No, thank god. Dr. Miller explained that the sugar in a strawberry or a banana is wrapped up in fiber and water, so it processes completely differently in their little bodies. You only need to freak out about "added" or "free" sugars. Whole fruit is totally fine, which is great because blueberries are the only thing standing between me and a toddler meltdown most mornings.

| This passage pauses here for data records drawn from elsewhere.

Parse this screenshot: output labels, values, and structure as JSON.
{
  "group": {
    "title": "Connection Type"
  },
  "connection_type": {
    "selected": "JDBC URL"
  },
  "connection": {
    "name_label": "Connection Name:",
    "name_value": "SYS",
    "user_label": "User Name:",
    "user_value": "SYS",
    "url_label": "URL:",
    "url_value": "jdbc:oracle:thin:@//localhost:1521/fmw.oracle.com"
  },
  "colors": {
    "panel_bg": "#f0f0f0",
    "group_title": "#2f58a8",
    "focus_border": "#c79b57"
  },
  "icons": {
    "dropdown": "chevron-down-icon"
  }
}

What happens if my one-year-old accidentally eats a cupcake?
Literally nothing. I mean, they might bounce off the walls for an hour, but you haven't ruined them. The medical advice is about their daily diet and long-term habits, not the fact that your mother-in-law slipped them a piece of cake at a birthday party when you weren't looking. Just go back to the regular routine the next day.

How do you sweeten plain food without using honey or sugar?
Applesauce! Unsweetened applesauce is my holy grail. I mix it into plain oatmeal, plain yogurt, whatever. Mashed ripe bananas also work perfectly. Just seriously don't use honey if they're under one because of the botulism thing, which still gives me anxiety just thinking about it.

Is the whole no juice rule really that strict?
My pediatrician acted like juice was the devil's beverage for anyone under twelve months. She said it just fills up their tiny stomachs with sweet water so they don't drink enough breastmilk or formula, and it rots their incoming teeth. We just skipped it entirely, and honestly, it’s one less thing I've to buy at the grocery store.

Why do teething and sugar always get talked about together?
Because when they're in pain, a lot of old-school advice tells you to give them sweet things to distract them, or put juice in a bottle to soothe them to sleep. But letting sweet liquids pool around those brand new, delicate baby teeth while they sleep is a recipe for massive dental decay. I stick to cold silicone teethers now and let the dentist deal with the rest.